DETROIT -- Diplomatic relations between the United States and Cuba continue to progress, with Cuba being removed from the U.S. state terrorism sponsors list last week. To that end, Major League Baseball is taking steps that could affect the sport as early as spring training in 2016, and result in international participation between the two countries that reaches beyond transactions.
Cuba has provided a wealth of talent to baseball clubs in the U.S., but the process of Cuban players coming to the states has been risky and tenuous. With relations improving, MLB making noted strides with the country's government and Cuba's willingness to allow players to leave, the harrowing journeys that players made out of necessity are quickly becoming a thing of the past.

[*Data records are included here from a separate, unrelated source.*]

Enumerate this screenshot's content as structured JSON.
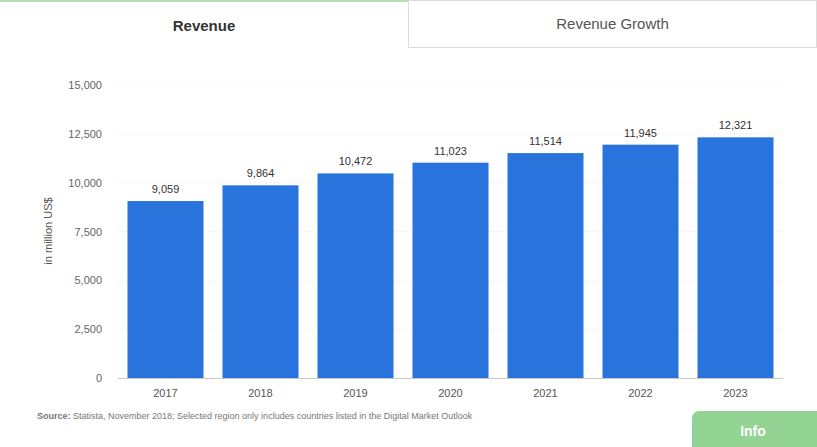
{
  "tabs": [
    "Revenue",
    "Revenue Growth"
  ],
  "source": {
    "label": "Source:",
    "text": "Statista, November 2018; Selected region only includes countries listed in the Digital Market Outlook"
  },
  "info_button": "Info",
  "chart_data": {
    "type": "bar",
    "y_label": "in million US$",
    "categories": [
      "2017",
      "2018",
      "2019",
      "2020",
      "2021",
      "2022",
      "2023"
    ],
    "values": [
      9059,
      9864,
      10472,
      11023,
      11514,
      11945,
      12321
    ],
    "value_labels": [
      "9,059",
      "9,864",
      "10,472",
      "11,023",
      "11,514",
      "11,945",
      "12,321"
    ],
    "color": "#2873dc",
    "ylim": [
      0,
      15000
    ],
    "yticks": [
      0,
      {
        "value": 2500,
        "label": "2,500"
      },
      {
        "value": 5000,
        "label": "5,000"
      },
      {
        "value": 7500,
        "label": "7,500"
      },
      {
        "value": 10000,
        "label": "10,000"
      },
      {
        "value": 12500,
        "label": "12,500"
      },
      {
        "value": 15000,
        "label": "15,000"
      }
    ],
    "grid": true,
    "data_labels": true
  }
}
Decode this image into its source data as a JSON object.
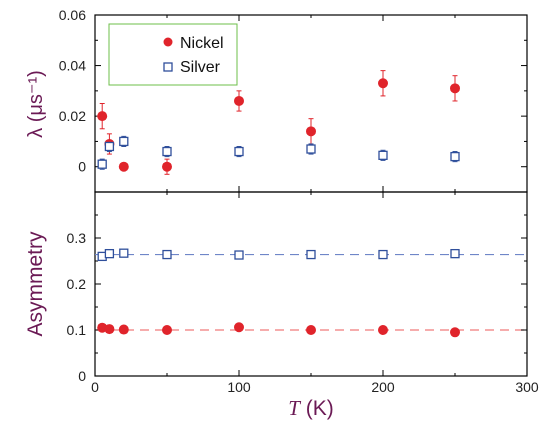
{
  "colors": {
    "nickel": "#e0242b",
    "silver": "#2f4f9b",
    "nickel_fit": "#f07a7a",
    "silver_fit": "#6f86c8",
    "legend_border": "#6cbf4a",
    "axis_title": "#6b1a55"
  },
  "chart_data": [
    {
      "type": "scatter",
      "panel": "top",
      "title": "",
      "ylabel": "λ (μs⁻¹)",
      "xlim": [
        0,
        300
      ],
      "ylim": [
        -0.01,
        0.06
      ],
      "yticks": [
        "0",
        "0.02",
        "0.04",
        "0.06"
      ],
      "legend": {
        "placement": "top-left",
        "entries": [
          "Nickel",
          "Silver"
        ]
      },
      "series": [
        {
          "name": "Nickel",
          "marker": "filled-circle",
          "x": [
            5,
            10,
            20,
            50,
            100,
            150,
            200,
            250
          ],
          "y": [
            0.02,
            0.009,
            0.0,
            0.0,
            0.026,
            0.014,
            0.033,
            0.031
          ],
          "err": [
            0.005,
            0.004,
            0.0,
            0.003,
            0.004,
            0.005,
            0.005,
            0.005
          ]
        },
        {
          "name": "Silver",
          "marker": "open-square",
          "x": [
            5,
            10,
            20,
            50,
            100,
            150,
            200,
            250
          ],
          "y": [
            0.001,
            0.008,
            0.01,
            0.006,
            0.006,
            0.007,
            0.0045,
            0.004
          ],
          "err": [
            0.002,
            0.002,
            0.002,
            0.002,
            0.002,
            0.002,
            0.002,
            0.002
          ]
        }
      ]
    },
    {
      "type": "scatter",
      "panel": "bottom",
      "title": "",
      "xlabel_italic": "T",
      "xlabel_unit": " (K)",
      "ylabel": "Asymmetry",
      "xlim": [
        0,
        300
      ],
      "ylim": [
        0,
        0.4
      ],
      "xticks": [
        "0",
        "100",
        "200",
        "300"
      ],
      "yticks": [
        "0",
        "0.1",
        "0.2",
        "0.3"
      ],
      "series": [
        {
          "name": "Nickel",
          "marker": "filled-circle",
          "x": [
            5,
            10,
            20,
            50,
            100,
            150,
            200,
            250
          ],
          "y": [
            0.105,
            0.102,
            0.101,
            0.1,
            0.106,
            0.1,
            0.1,
            0.095
          ],
          "fit": 0.1
        },
        {
          "name": "Silver",
          "marker": "open-square",
          "x": [
            5,
            10,
            20,
            50,
            100,
            150,
            200,
            250
          ],
          "y": [
            0.26,
            0.266,
            0.267,
            0.264,
            0.263,
            0.264,
            0.264,
            0.266
          ],
          "fit": 0.264
        }
      ]
    }
  ]
}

Take 19-year-old Yoan Moncada, who did not defect from Cuba. The government simply let him leave, and he soon signed for a $31.5 million bonus with the Red Sox. It's an opportunity that is opening at an increasingly rapid pace, although team-operated academies like those in the Dominican Republic and Venezuela may be a longer way off, if at all. At least for now.
"We're very interested in Cuba," MLB commissioner Rob Manfred said during a visit to Comerica Park in Detroit on Tuesday. "We're having ongoing conversations with the federal government about what exactly our opportunities to expand our activity with Cuba is going to be going forward. I think the most likely, by no means determined -- but the most likely scenario is you will see major league players in one form or another, playing in Cuba during the spring next year."
The possibility of at least a portion of spring training being played abroad is an interesting one. But several questions still have to be answered, such as how that would take place, what portion of spring training would be played there, and what percentage of players would travel to Cuba. Allowing open recruitment of players in the likenesses of Jose Abreu, Moncada or Yasiel Puig, regardless of academies, would provide teams with more freedom in every way.
At the same time, bringing American baseball to Cuba would certainly help cultural relations in a time when an old era is clashing with the new. Puig's approach to the game is a perfect example, and one that some in the game have had a difficult time adjusting to. Integrating that level of excitement into the game, both for the players as well as the fans, would be a great way of appealing to a younger generation.
"(Improved U.S.-Cuban relations have) been noticed in the last several months," Manfred said. "(Cuba is) a great source of talent, very interested in a regularization of the process by which players might come to the U.S. and play in minor league or Major League Baseball. But we also see Cuba as a market in which baseball is part of the culture. And in general, we do pretty well there in markets like that over the long haul. We're really interested in Cuba for both of those reasons."
But how long this will take, including seeing regular season games being played abroad -- like when the Dodgers and Diamondbacks opened the 2014 season in Australia -- remains one of the aspects that MLB continues to work on. Recently, it was reported by a Cuban official that the Orioles would play an exhibition game in Cuba during the 2016 regular season, but MLB has yet to make any firm determination in that regard.
If MLB and the Cuban government are indeed able to reach an agreement that would bring spring games abroad, it would give the game a unique and exciting aspect. Given how well the ongoing changes have been received on both sides, the news that spring training games could be in another country is intriguing.